ダムの建設は電力や清潔な水を供給してくれるというメリットがある一方、社会や環境に必ずそのメリットを上回るような代価を求めることになる。『河川の危機』と題する世界自然基金の報告書よると、ダム建設による乱開発が世界の多くの名だたる河川に脅威を与え、その中でも中国の長江はすでに一刻の猶予もならない状況になっている。
BBCの中国版インターネット・ニュースが2004年6月22日に伝えたところによると、上記の報告書は、建設中のものも含めると中国のダムはすでに世界で一番数が多いと指摘している。建設中のものも含めると、その数は46にもなる長江に言及し、ダムの建設が長江一帯にある絶滅危惧種の繁殖に影響を与えていると述べている。
中国がダムを建設するのは、電力を供給してエネルギー不足を解決するということの他、「人間の力は自然に打ち勝つ」ということを誇示するためでもある。それゆえ、この数年来、中国の最高指導者は自分の徳や功績を自ら顕彰するために一連の巨大ダムを建設した。世界最大と言われる三峡ダムがそのよい例である。
それにしても、三峡ダムは中国の一般庶民のためにいったいどれほどの貢献をしてくれるというのだろうか。中国水利の最高権威は、三峡ダムの効果について疑問視しており、民衆にもたらす利益には限度があることを認めている。

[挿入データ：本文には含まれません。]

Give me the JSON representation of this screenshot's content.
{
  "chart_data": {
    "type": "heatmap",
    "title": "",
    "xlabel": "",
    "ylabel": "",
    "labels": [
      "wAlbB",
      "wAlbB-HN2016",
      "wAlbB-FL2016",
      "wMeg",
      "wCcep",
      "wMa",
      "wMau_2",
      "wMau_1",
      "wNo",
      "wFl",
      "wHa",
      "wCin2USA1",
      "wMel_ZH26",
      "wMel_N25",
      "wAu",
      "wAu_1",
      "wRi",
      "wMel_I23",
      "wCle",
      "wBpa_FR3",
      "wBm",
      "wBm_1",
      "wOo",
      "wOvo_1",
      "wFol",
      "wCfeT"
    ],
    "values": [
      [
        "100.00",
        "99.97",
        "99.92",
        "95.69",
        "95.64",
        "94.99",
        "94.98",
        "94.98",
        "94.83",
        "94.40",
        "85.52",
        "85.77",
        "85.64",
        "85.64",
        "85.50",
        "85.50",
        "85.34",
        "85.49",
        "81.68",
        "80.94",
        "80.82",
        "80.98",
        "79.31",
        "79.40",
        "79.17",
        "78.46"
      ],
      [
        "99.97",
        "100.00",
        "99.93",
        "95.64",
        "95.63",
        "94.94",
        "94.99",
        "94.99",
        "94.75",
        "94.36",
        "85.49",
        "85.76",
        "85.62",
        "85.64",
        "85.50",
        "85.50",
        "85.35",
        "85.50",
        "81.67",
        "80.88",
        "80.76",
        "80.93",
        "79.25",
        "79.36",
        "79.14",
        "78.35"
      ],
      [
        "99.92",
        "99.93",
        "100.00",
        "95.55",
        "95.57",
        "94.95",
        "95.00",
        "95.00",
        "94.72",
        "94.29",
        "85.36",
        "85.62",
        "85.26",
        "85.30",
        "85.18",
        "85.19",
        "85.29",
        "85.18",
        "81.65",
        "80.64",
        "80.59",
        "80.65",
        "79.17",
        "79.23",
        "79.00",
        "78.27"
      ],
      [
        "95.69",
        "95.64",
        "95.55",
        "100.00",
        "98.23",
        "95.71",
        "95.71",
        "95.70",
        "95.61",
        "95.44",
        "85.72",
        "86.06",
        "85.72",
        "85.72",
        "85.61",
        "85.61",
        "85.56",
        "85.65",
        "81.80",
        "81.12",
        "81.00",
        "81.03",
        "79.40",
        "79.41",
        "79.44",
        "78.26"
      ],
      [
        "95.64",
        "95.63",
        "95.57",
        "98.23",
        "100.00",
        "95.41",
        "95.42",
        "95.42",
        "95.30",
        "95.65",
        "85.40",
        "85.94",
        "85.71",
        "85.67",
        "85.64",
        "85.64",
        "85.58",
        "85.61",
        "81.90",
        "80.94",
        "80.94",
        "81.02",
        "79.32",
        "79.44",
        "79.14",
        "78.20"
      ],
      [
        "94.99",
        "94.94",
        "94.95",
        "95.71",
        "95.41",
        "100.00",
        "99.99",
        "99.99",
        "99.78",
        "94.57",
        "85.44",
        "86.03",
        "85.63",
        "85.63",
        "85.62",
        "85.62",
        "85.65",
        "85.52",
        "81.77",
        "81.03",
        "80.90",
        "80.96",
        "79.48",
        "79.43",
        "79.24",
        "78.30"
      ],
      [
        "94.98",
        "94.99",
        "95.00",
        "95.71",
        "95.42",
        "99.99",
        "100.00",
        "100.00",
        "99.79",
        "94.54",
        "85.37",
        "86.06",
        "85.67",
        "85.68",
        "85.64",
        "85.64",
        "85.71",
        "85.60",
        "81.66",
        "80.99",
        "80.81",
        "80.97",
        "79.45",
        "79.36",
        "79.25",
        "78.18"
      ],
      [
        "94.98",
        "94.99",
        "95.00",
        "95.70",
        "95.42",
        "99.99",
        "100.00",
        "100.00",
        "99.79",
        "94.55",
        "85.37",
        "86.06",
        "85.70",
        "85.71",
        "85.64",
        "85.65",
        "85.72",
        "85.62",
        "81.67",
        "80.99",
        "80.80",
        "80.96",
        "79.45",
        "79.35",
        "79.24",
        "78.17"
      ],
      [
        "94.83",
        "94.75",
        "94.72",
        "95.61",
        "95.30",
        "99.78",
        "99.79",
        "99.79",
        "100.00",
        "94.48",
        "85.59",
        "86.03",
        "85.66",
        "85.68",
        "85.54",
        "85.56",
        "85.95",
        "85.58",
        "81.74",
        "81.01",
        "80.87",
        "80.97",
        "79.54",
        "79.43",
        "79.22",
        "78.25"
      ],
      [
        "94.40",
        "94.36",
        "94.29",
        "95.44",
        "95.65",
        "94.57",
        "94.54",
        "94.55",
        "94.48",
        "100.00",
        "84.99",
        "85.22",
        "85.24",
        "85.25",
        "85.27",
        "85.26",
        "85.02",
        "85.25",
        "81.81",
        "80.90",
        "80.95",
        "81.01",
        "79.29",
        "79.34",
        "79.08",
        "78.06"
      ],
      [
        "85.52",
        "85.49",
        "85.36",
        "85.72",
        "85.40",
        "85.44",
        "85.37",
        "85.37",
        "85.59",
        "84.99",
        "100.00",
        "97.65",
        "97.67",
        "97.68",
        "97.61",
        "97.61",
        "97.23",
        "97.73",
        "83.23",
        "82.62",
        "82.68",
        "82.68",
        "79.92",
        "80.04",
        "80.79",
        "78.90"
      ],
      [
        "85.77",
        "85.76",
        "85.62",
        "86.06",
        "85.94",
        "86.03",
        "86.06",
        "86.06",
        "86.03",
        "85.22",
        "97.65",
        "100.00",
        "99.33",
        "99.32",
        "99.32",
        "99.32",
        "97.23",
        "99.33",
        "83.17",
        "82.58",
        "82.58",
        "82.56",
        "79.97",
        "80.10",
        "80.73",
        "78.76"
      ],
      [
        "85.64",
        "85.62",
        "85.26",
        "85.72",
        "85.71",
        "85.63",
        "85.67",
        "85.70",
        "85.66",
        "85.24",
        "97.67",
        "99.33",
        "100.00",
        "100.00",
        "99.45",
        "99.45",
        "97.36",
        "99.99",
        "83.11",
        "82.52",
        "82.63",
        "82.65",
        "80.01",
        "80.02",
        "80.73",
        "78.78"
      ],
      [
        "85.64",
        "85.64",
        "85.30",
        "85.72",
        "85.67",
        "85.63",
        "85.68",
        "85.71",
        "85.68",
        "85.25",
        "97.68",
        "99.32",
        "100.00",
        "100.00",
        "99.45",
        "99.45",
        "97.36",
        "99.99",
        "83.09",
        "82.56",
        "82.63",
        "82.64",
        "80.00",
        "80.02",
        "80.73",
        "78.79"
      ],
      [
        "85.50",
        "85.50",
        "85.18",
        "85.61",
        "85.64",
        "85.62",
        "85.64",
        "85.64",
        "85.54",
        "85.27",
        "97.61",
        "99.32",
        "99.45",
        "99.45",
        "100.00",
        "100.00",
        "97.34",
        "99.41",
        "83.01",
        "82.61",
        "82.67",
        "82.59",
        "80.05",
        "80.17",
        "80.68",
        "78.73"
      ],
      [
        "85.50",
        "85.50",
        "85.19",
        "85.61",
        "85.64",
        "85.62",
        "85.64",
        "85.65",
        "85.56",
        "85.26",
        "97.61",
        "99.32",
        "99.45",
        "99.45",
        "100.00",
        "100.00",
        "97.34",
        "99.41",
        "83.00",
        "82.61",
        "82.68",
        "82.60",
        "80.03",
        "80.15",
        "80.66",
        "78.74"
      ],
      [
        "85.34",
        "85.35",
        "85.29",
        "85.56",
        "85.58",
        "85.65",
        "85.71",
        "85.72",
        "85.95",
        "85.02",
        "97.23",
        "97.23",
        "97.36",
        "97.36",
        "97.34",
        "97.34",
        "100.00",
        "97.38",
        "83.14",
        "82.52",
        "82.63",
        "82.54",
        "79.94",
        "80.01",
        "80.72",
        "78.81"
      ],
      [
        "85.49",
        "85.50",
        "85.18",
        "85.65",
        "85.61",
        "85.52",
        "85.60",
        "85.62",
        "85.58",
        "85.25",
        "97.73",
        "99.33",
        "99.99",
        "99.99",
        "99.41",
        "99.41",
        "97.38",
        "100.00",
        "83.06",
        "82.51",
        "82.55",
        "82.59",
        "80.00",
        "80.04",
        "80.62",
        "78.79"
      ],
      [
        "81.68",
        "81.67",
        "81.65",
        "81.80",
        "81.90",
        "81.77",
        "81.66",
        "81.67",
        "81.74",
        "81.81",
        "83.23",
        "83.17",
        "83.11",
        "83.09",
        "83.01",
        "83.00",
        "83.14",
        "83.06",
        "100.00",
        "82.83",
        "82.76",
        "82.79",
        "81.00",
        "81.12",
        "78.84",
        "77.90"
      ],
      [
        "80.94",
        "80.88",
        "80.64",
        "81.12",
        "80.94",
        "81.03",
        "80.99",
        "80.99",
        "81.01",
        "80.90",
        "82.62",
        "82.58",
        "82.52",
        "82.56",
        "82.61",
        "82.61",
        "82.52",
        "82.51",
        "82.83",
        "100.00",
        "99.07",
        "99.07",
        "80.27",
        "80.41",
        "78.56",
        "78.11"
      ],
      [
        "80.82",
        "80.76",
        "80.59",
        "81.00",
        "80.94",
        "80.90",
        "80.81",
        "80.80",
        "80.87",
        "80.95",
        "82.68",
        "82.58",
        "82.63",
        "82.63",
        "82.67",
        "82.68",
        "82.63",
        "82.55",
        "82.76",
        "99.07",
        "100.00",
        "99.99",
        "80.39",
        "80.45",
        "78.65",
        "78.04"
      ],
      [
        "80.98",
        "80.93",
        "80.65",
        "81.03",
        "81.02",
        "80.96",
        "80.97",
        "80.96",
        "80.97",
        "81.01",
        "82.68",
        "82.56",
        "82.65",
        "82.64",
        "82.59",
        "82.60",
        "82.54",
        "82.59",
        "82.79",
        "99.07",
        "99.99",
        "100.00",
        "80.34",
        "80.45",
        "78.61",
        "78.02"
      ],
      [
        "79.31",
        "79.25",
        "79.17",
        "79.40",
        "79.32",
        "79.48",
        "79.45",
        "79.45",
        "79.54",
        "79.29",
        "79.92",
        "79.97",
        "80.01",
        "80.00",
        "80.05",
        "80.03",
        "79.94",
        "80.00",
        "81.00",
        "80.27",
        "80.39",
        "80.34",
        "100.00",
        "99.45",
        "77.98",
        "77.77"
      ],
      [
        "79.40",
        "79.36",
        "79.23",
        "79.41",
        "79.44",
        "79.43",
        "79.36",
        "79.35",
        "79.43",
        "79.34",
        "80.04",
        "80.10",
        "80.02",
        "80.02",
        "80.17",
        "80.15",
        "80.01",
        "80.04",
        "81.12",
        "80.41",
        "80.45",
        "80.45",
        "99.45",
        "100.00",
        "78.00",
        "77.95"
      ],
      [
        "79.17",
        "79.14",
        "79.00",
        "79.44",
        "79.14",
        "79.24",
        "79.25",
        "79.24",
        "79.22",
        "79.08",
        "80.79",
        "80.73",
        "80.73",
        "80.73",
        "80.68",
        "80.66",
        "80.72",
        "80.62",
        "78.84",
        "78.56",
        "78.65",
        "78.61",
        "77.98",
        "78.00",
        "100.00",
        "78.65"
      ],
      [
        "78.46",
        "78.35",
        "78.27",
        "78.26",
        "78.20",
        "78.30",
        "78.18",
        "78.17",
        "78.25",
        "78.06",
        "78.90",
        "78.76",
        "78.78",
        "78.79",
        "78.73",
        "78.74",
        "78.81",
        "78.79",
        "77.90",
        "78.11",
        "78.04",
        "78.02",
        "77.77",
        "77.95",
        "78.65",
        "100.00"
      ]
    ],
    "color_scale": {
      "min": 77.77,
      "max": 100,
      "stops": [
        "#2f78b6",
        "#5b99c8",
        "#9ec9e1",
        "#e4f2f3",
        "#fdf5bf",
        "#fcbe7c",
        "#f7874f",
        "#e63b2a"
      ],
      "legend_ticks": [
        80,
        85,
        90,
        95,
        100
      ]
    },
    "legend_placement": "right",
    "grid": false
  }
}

上記の報告書では、世界の大型河川の半数以上でダム建設による生態環境への影響が出ており、また百万人以上の住民が移転を余儀なくされたとされている。さらに、中国が現在計画中の、ミャンマーや、タイに注ぐ怒江に16基のダムが完成すれば、環境に壊滅的な影響を与えることになると指摘し、この計画には慎重を期するように中国政府に助言している。
上記の報告書によれば、中国の長江のほか、南アフリカのラプラタ川や中東のチグリス川およびユーフラテス川など21の著名な河川にも危機が迫っているという。